Atkins is a leading contender for the job to replace outgoing SEC Chairman Gary Gensler, said the people, who were not authorized to speak publicly. Trump is expected to make a choice in the coming days and no decision has been made, they said.
Current SEC Commissioner Mark Uyeda, Heath Tarbert, a former chairman of the Commodity Futures Trading Commission, and Robert Stebbins, a partner at Willkie Farr & Gallagher LLP, are also among those being considered for the job, Bloomberg News reported in beginning of this month.

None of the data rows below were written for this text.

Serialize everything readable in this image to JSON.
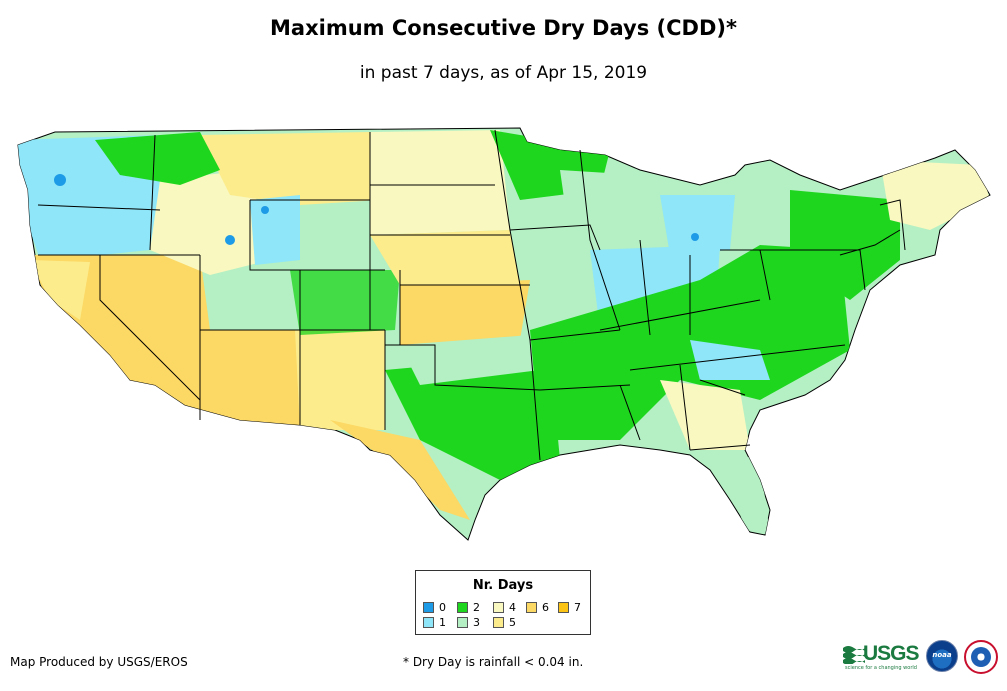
{
  "title": "Maximum Consecutive Dry Days (CDD)*",
  "subtitle": "in past 7 days, as of Apr 15, 2019",
  "legend": {
    "title": "Nr. Days",
    "items": [
      {
        "label": "0",
        "color": "#1e9be6"
      },
      {
        "label": "1",
        "color": "#8ee6f8"
      },
      {
        "label": "2",
        "color": "#1ed61e"
      },
      {
        "label": "3",
        "color": "#b4f0c4"
      },
      {
        "label": "4",
        "color": "#f8f8c0"
      },
      {
        "label": "5",
        "color": "#fcec8c"
      },
      {
        "label": "6",
        "color": "#fcd864"
      },
      {
        "label": "7",
        "color": "#fcc414"
      }
    ]
  },
  "credit": "Map Produced by USGS/EROS",
  "footnote": "* Dry Day is rainfall < 0.04 in.",
  "logos": {
    "usgs": "USGS",
    "usgs_tagline": "science for a changing world",
    "noaa": "noaa",
    "nws_icon": "nws-seal-icon"
  }
}
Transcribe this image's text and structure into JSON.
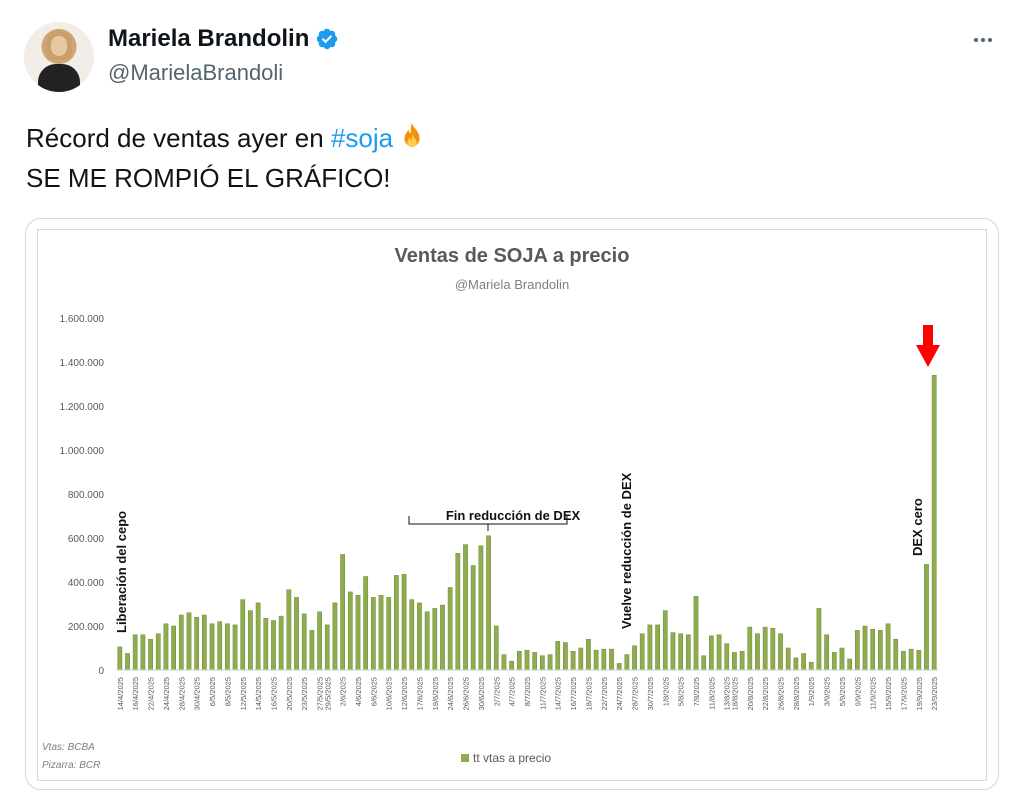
{
  "tweet": {
    "display_name": "Mariela Brandolin",
    "handle": "@MarielaBrandoli",
    "verified_icon": "verified-badge-icon",
    "text_line1_before": "Récord de ventas ayer en ",
    "hashtag": "#soja",
    "fire_icon": "fire-emoji-icon",
    "text_line2": "SE ME ROMPIÓ EL GRÁFICO!",
    "more_icon": "more-options-icon",
    "accent_color": "#1d9bf0"
  },
  "chart_data": {
    "type": "bar",
    "title": "Ventas de SOJA a precio",
    "subtitle": "@Mariela Brandolin",
    "legend": [
      "tt vtas a precio"
    ],
    "legend_position": "bottom",
    "bar_color": "#8fac4f",
    "yticks": [
      "1.600.000",
      "1.400.000",
      "1.200.000",
      "1.000.000",
      "800.000",
      "600.000",
      "400.000",
      "200.000",
      "0"
    ],
    "ylim": [
      0,
      1600000
    ],
    "grid": false,
    "xtick_labels": [
      "14/4/2025",
      "16/4/2025",
      "22/4/2025",
      "24/4/2025",
      "28/4/2025",
      "30/4/2025",
      "6/5/2025",
      "8/5/2025",
      "12/5/2025",
      "14/5/2025",
      "16/5/2025",
      "20/5/2025",
      "23/5/2025",
      "27/5/2025",
      "29/5/2025",
      "2/6/2025",
      "4/6/2025",
      "6/6/2025",
      "10/6/2025",
      "12/6/2025",
      "17/6/2025",
      "19/6/2025",
      "24/6/2025",
      "26/6/2025",
      "30/6/2025",
      "2/7/2025",
      "4/7/2025",
      "8/7/2025",
      "11/7/2025",
      "14/7/2025",
      "16/7/2025",
      "18/7/2025",
      "22/7/2025",
      "24/7/2025",
      "28/7/2025",
      "30/7/2025",
      "1/8/2025",
      "5/8/2025",
      "7/8/2025",
      "11/8/2025",
      "13/8/2025",
      "18/8/2025",
      "20/8/2025",
      "22/8/2025",
      "26/8/2025",
      "28/8/2025",
      "1/9/2025",
      "3/9/2025",
      "5/9/2025",
      "9/9/2025",
      "11/9/2025",
      "15/9/2025",
      "17/9/2025",
      "19/9/2025",
      "23/9/2025"
    ],
    "values": [
      105000,
      75000,
      160000,
      160000,
      140000,
      165000,
      210000,
      200000,
      250000,
      260000,
      240000,
      250000,
      210000,
      220000,
      210000,
      205000,
      320000,
      270000,
      305000,
      235000,
      225000,
      245000,
      365000,
      330000,
      255000,
      180000,
      265000,
      205000,
      305000,
      525000,
      355000,
      340000,
      425000,
      330000,
      340000,
      330000,
      430000,
      435000,
      320000,
      305000,
      265000,
      280000,
      295000,
      375000,
      530000,
      570000,
      475000,
      565000,
      610000,
      200000,
      70000,
      40000,
      85000,
      90000,
      80000,
      65000,
      70000,
      130000,
      125000,
      85000,
      100000,
      140000,
      90000,
      95000,
      95000,
      30000,
      70000,
      110000,
      165000,
      205000,
      205000,
      270000,
      170000,
      165000,
      160000,
      335000,
      65000,
      155000,
      160000,
      120000,
      80000,
      85000,
      195000,
      165000,
      195000,
      190000,
      165000,
      100000,
      55000,
      75000,
      35000,
      280000,
      160000,
      80000,
      100000,
      50000,
      180000,
      200000,
      185000,
      180000,
      210000,
      140000,
      85000,
      95000,
      90000,
      480000,
      1340000
    ],
    "annotations": [
      {
        "text": "Liberación del cepo",
        "orientation": "vertical"
      },
      {
        "text": "Fin reducción de DEX",
        "orientation": "horizontal"
      },
      {
        "text": "Vuelve reducción de DEX",
        "orientation": "vertical"
      },
      {
        "text": "DEX cero",
        "orientation": "vertical"
      }
    ],
    "arrow_color": "#ff0000",
    "source_line1": "Vtas: BCBA",
    "source_line2": "Pizarra: BCR"
  }
}
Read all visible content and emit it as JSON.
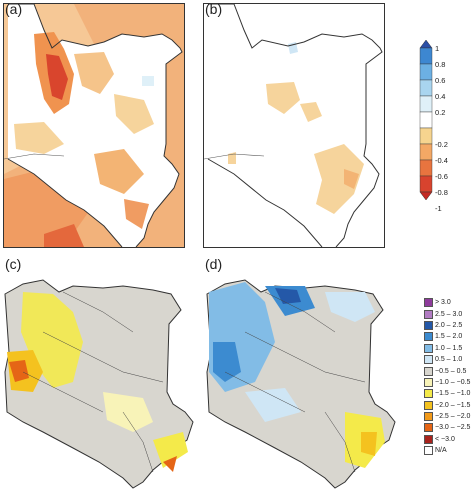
{
  "panels": {
    "a": {
      "label": "(a)"
    },
    "b": {
      "label": "(b)"
    },
    "c": {
      "label": "(c)"
    },
    "d": {
      "label": "(d)"
    }
  },
  "colorbar": {
    "ticks": [
      "1",
      "0.8",
      "0.6",
      "0.4",
      "0.2",
      "-0.2",
      "-0.4",
      "-0.6",
      "-0.8",
      "-1"
    ],
    "colors": [
      "#2b4fa6",
      "#3d87d1",
      "#6cb0e3",
      "#a9d5ef",
      "#dff0f8",
      "#ffffff",
      "#f6d48f",
      "#f3a865",
      "#e8743f",
      "#d8432e",
      "#c42a24"
    ]
  },
  "legend": {
    "items": [
      {
        "label": "> 3.0",
        "color": "#8e3b9b"
      },
      {
        "label": "2.5 – 3.0",
        "color": "#b27cc3"
      },
      {
        "label": "2.0 – 2.5",
        "color": "#2458a8"
      },
      {
        "label": "1.5 – 2.0",
        "color": "#3c8bd0"
      },
      {
        "label": "1.0 – 1.5",
        "color": "#82bce6"
      },
      {
        "label": "0.5 – 1.0",
        "color": "#cfe6f5"
      },
      {
        "label": "−0.5 – 0.5",
        "color": "#d8d6cf"
      },
      {
        "label": "−1.0 – −0.5",
        "color": "#f8f3b8"
      },
      {
        "label": "−1.5 – −1.0",
        "color": "#f4ea4a"
      },
      {
        "label": "−2.0 – −1.5",
        "color": "#f4c21f"
      },
      {
        "label": "−2.5 – −2.0",
        "color": "#f29a1a"
      },
      {
        "label": "−3.0 – −2.5",
        "color": "#e56516"
      },
      {
        "label": "< −3.0",
        "color": "#a8221c"
      },
      {
        "label": "N/A",
        "color": "#ffffff"
      }
    ]
  }
}
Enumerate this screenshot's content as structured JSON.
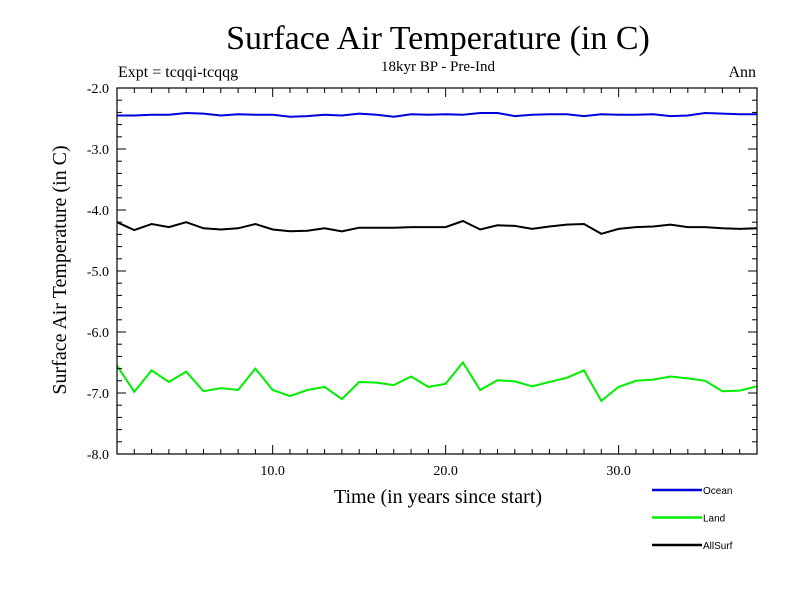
{
  "chart_data": {
    "type": "line",
    "title": "Surface Air Temperature (in C)",
    "subtitle": "18kyr BP - Pre-Ind",
    "experiment_label": "Expt = tcqqi-tcqqg",
    "season_label": "Ann",
    "xlabel": "Time (in years since start)",
    "ylabel": "Surface Air Temperature (in C)",
    "xlim": [
      1,
      38
    ],
    "ylim": [
      -8.0,
      -2.0
    ],
    "x_ticks": [
      10,
      20,
      30
    ],
    "x_tick_labels": [
      "10.0",
      "20.0",
      "30.0"
    ],
    "y_ticks": [
      -2,
      -3,
      -4,
      -5,
      -6,
      -7,
      -8
    ],
    "y_tick_labels": [
      "-2.0",
      "-3.0",
      "-4.0",
      "-5.0",
      "-6.0",
      "-7.0",
      "-8.0"
    ],
    "legend_position": "bottom-right",
    "x": [
      1,
      2,
      3,
      4,
      5,
      6,
      7,
      8,
      9,
      10,
      11,
      12,
      13,
      14,
      15,
      16,
      17,
      18,
      19,
      20,
      21,
      22,
      23,
      24,
      25,
      26,
      27,
      28,
      29,
      30,
      31,
      32,
      33,
      34,
      35,
      36,
      37,
      38
    ],
    "series": [
      {
        "name": "Ocean",
        "color": "#0000dd",
        "values": [
          -2.45,
          -2.45,
          -2.44,
          -2.44,
          -2.41,
          -2.42,
          -2.45,
          -2.43,
          -2.44,
          -2.44,
          -2.47,
          -2.46,
          -2.44,
          -2.45,
          -2.42,
          -2.44,
          -2.47,
          -2.43,
          -2.44,
          -2.43,
          -2.44,
          -2.41,
          -2.41,
          -2.46,
          -2.44,
          -2.43,
          -2.43,
          -2.46,
          -2.43,
          -2.44,
          -2.44,
          -2.43,
          -2.46,
          -2.45,
          -2.41,
          -2.42,
          -2.43,
          -2.43
        ]
      },
      {
        "name": "Land",
        "color": "#00ee00",
        "values": [
          -6.55,
          -6.98,
          -6.63,
          -6.82,
          -6.65,
          -6.97,
          -6.92,
          -6.95,
          -6.6,
          -6.95,
          -7.05,
          -6.95,
          -6.9,
          -7.1,
          -6.82,
          -6.83,
          -6.87,
          -6.73,
          -6.9,
          -6.85,
          -6.5,
          -6.95,
          -6.79,
          -6.81,
          -6.89,
          -6.82,
          -6.75,
          -6.63,
          -7.13,
          -6.9,
          -6.8,
          -6.78,
          -6.73,
          -6.76,
          -6.8,
          -6.97,
          -6.96,
          -6.89
        ]
      },
      {
        "name": "AllSurf",
        "color": "#000000",
        "values": [
          -4.2,
          -4.33,
          -4.23,
          -4.28,
          -4.2,
          -4.3,
          -4.32,
          -4.3,
          -4.23,
          -4.32,
          -4.35,
          -4.34,
          -4.3,
          -4.35,
          -4.29,
          -4.29,
          -4.29,
          -4.28,
          -4.28,
          -4.28,
          -4.18,
          -4.32,
          -4.25,
          -4.26,
          -4.31,
          -4.27,
          -4.24,
          -4.23,
          -4.39,
          -4.31,
          -4.28,
          -4.27,
          -4.24,
          -4.28,
          -4.28,
          -4.3,
          -4.31,
          -4.3
        ]
      }
    ]
  }
}
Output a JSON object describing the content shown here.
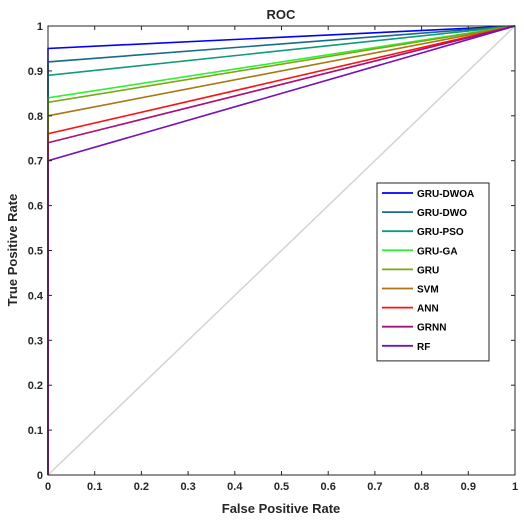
{
  "chart_data": {
    "type": "line",
    "title": "ROC",
    "xlabel": "False Positive Rate",
    "ylabel": "True Positive Rate",
    "xlim": [
      0,
      1
    ],
    "ylim": [
      0,
      1
    ],
    "x_ticks": [
      "0",
      "0.1",
      "0.2",
      "0.3",
      "0.4",
      "0.5",
      "0.6",
      "0.7",
      "0.8",
      "0.9",
      "1"
    ],
    "y_ticks": [
      "0",
      "0.1",
      "0.2",
      "0.3",
      "0.4",
      "0.5",
      "0.6",
      "0.7",
      "0.8",
      "0.9",
      "1"
    ],
    "grid": false,
    "legend_position": "right",
    "reference_line": {
      "x": [
        0,
        1
      ],
      "y": [
        0,
        1
      ],
      "color": "#d3d3d3"
    },
    "series": [
      {
        "name": "GRU-DWOA",
        "color": "#0000ff",
        "x": [
          0,
          0,
          1
        ],
        "y": [
          0,
          0.95,
          1
        ]
      },
      {
        "name": "GRU-DWO",
        "color": "#1a6b8a",
        "x": [
          0,
          0,
          1
        ],
        "y": [
          0,
          0.92,
          1
        ]
      },
      {
        "name": "GRU-PSO",
        "color": "#0f9a7a",
        "x": [
          0,
          0,
          1
        ],
        "y": [
          0,
          0.89,
          1
        ]
      },
      {
        "name": "GRU-GA",
        "color": "#33ee33",
        "x": [
          0,
          0,
          1
        ],
        "y": [
          0,
          0.84,
          1
        ]
      },
      {
        "name": "GRU",
        "color": "#77aa11",
        "x": [
          0,
          0,
          1
        ],
        "y": [
          0,
          0.83,
          1
        ]
      },
      {
        "name": "SVM",
        "color": "#aa7711",
        "x": [
          0,
          0,
          1
        ],
        "y": [
          0,
          0.8,
          1
        ]
      },
      {
        "name": "ANN",
        "color": "#ff1111",
        "x": [
          0,
          0,
          1
        ],
        "y": [
          0,
          0.76,
          1
        ]
      },
      {
        "name": "GRNN",
        "color": "#aa1177",
        "x": [
          0,
          0,
          1
        ],
        "y": [
          0,
          0.74,
          1
        ]
      },
      {
        "name": "RF",
        "color": "#7711bb",
        "x": [
          0,
          0,
          1
        ],
        "y": [
          0,
          0.7,
          1
        ]
      }
    ]
  }
}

Earlier: Farley, champion among candidates to succeed Gensler as SEC Chairman
“President-elect Trump has made excellent decisions about who will serve in his second administration at lightning speed. The remaining decisions will continue to be announced by him as they are made,” Trump spokeswoman Caroline Leavitt said in a statement.
Atkins and his representatives did not immediately respond to a request for comment.
Digital asset protector
Atkins served as a Republican commissioner of the SEC during the George W. Bush administration, after which he founded Patomak Global Partners, an advisory firm for major financial industry clients.
He is a strong supporter of digital assets and fintech companies. He has also testified before Congress on ways to restructure the agency's operations and reduce what some industry participants would consider duplicative or overly burdensome regulations.
Trump had promised to fire Gensler on “day one,” a promise that became controversial when the former Goldman Sachs banker announced earlier this month that he would be leaving in January. Gensler led the SEC with an ambitious agenda, cracking down on cryptocurrencies, after a series of high-profile collapses, including the implosion of Sam Bankman-Fried's FTX exchange.
Gensler's SEC was often criticized by the industry for making regulations through enforcement rather than making clear how to play by the rules, an approach that may change under the new administration. Trump embraced cryptocurrency during his campaign, having once described him as a scam against the dollar. He promised supporters that he would create a strategic Bitcoin gatherappoint crypto-friendly regulators and end the outgoing administration's “anti-crypto crusade.”
The SEC under its new chief is expected to stay focused on what are considered priorities: rooting out fraud, targeting insider trading, stopping Ponzi schemes and curbing inaccurate, misleading or excessive disclosures.